И его пальцы чуть сжали стертую рукоять меча. Атея свела тонкие брови, будто усомнилась в чем-то, но в ту же секунду дала сигнал к атаке одним взмахом руки.
Вновь вспыхнул Глэрион, но Тано стоял пока неподвижно. На нас кинулись сразу с трех сторон (разве что со спины мы были прикрыты), Веслав отпихнул меня назад, рявкнул: «Не лезь! Береги ее!» − подтолкнул Бо, чтобы прикрывала меня – и мне досталась самая незавидная и самая противная роль. Зрителя.

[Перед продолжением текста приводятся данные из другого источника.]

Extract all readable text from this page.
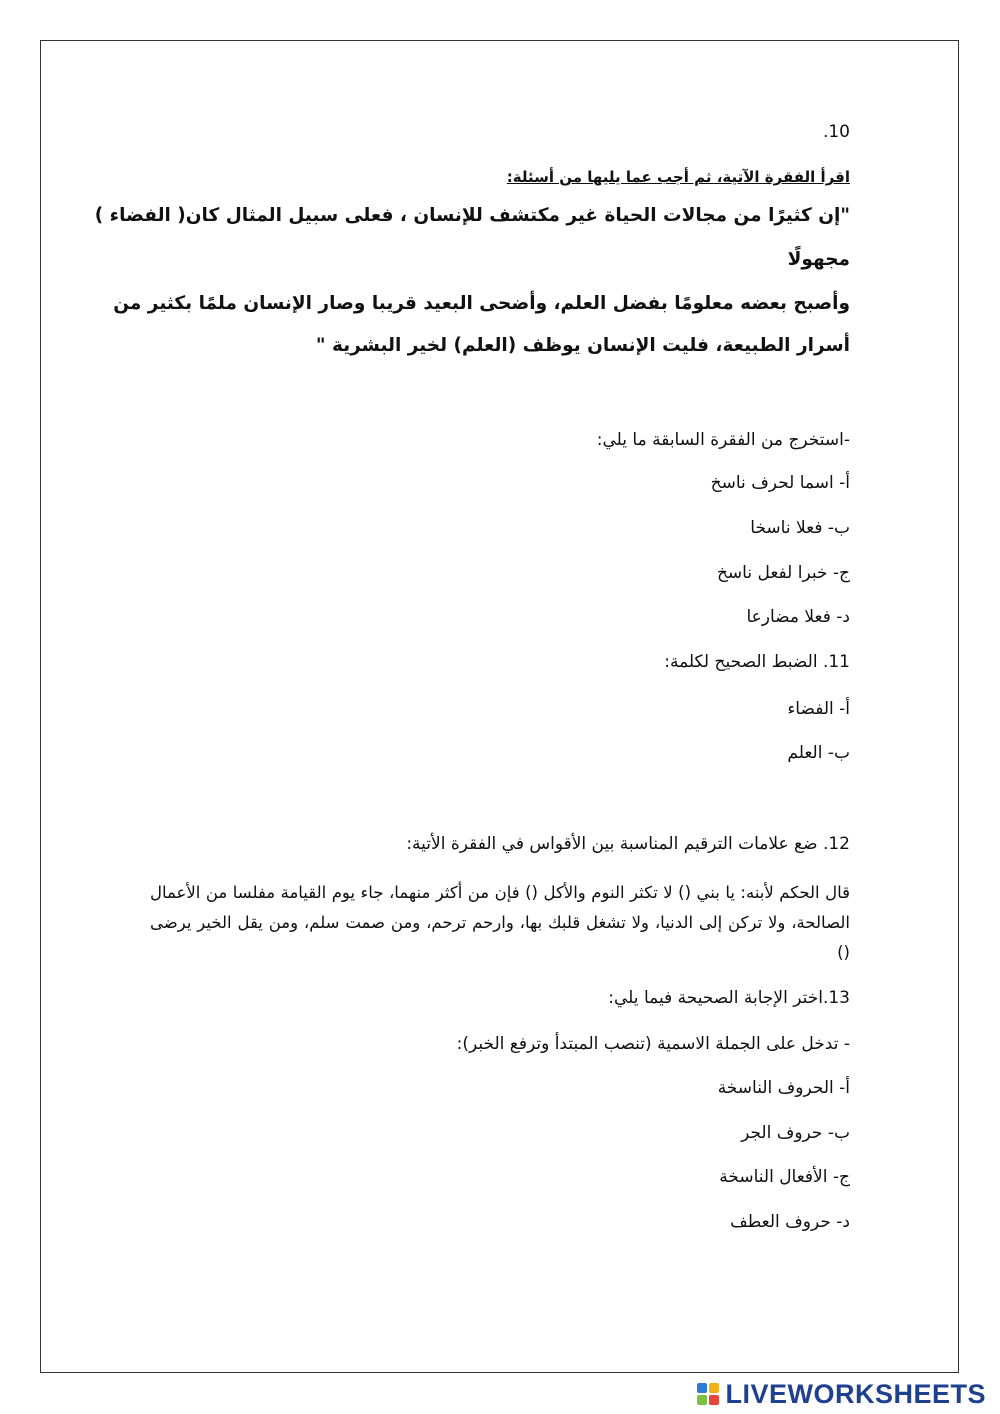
.10
اقرأ الفقرة الآتية، ثم أجب عما يليها من أسئلة:
"إن كثيرًا من مجالات الحياة غير مكتشف للإنسان ، فعلى سبيل المثال كان( الفضاء )
مجهولًا
وأصبح بعضه معلومًا بفضل العلم، وأضحى البعيد قريبا وصار الإنسان ملمًا بكثير من
أسرار الطبيعة، فليت الإنسان يوظف (العلم) لخير البشرية "
-استخرج من الفقرة السابقة ما يلي:
أ- اسما لحرف ناسخ
ب- فعلا ناسخا
ج- خبرا لفعل ناسخ
د- فعلا مضارعا
11. الضبط الصحيح لكلمة:
أ- الفضاء
ب- العلم
12. ضع علامات الترقيم المناسبة بين الأقواس في الفقرة الأتية:
قال الحكم لأبنه: يا بني () لا تكثر النوم والأكل () فإن من أكثر منهما، جاء يوم القيامة مفلسا من الأعمال الصالحة، ولا تركن إلى الدنيا، ولا تشغل قلبك بها، وارحم ترحم، ومن صمت سلم، ومن يقل الخير يرضى ()
13.اختر الإجابة الصحيحة فيما يلي:
- تدخل على الجملة الاسمية (تنصب المبتدأ وترفع الخبر):
أ- الحروف الناسخة
ب- حروف الجر
ج- الأفعال الناسخة
د- حروف العطف
LIVEWORKSHEETS
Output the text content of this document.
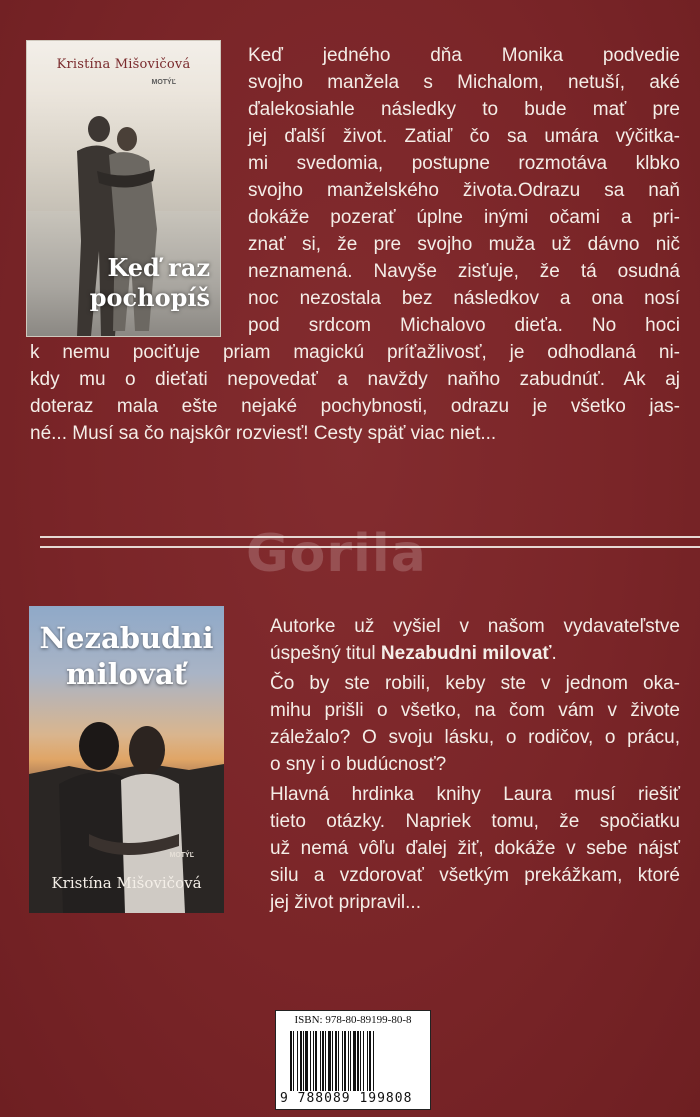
Kristína Mišovičová
MOTÝĽ
Keď raz
pochopíš
Keď jedného dňa Monika podvedie
svojho manžela s Michalom, netuší, aké
ďalekosiahle následky to bude mať pre
jej ďalší život. Zatiaľ čo sa umára výčitka-
mi svedomia, postupne rozmotáva klbko
svojho manželského života.Odrazu sa naň
dokáže pozerať úplne inými očami a pri-
znať si, že pre svojho muža už dávno nič
neznamená. Navyše zisťuje, že tá osudná
noc nezostala bez následkov a ona nosí
pod srdcom Michalovo dieťa. No hoci
k nemu pociťuje priam magickú príťažlivosť, je odhodlaná ni-
kdy mu o dieťati nepovedať a navždy naňho zabudnúť. Ak aj
doteraz mala ešte nejaké pochybnosti, odrazu je všetko jas-
né... Musí sa čo najskôr rozviesť! Cesty späť viac niet...
Gorila
Nezabudni
milovať
MOTÝĽ
Kristína Mišovičová
Autorke už vyšiel v našom vydavateľstve
úspešný titul Nezabudni milovať.
Čo by ste robili, keby ste v jednom oka-
mihu prišli o všetko, na čom vám v živote
záležalo? O svoju lásku, o rodičov, o prácu,
o sny i o budúcnosť?
Hlavná hrdinka knihy Laura musí riešiť
tieto otázky. Napriek tomu, že spočiatku
už nemá vôľu ďalej žiť, dokáže v sebe nájsť
silu a vzdorovať všetkým prekážkam, ktoré
jej život pripravil...
ISBN: 978-80-89199-80-8
9 788089 199808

На Йехара можно было не смотреть. Рыцарь был в гуще сражения, но держался стоически и сохранял подобающую ему благородную суровость на челе. На месте его противников – я бы сразу расползалась, он двигался молниеносно: выпад, рубящий удар, колющий, взмах, круговое движение, уклониться, и на каждое движение приходилась чья-нибудь смерть. Странник и его клинок действовали как единое целое, но в армии Атеи либо была завидная дисциплина, либо у немногих были вообще мозги. Так или иначе, желающие попытать счастья находились. Счастье пока не спешило им улыбаться.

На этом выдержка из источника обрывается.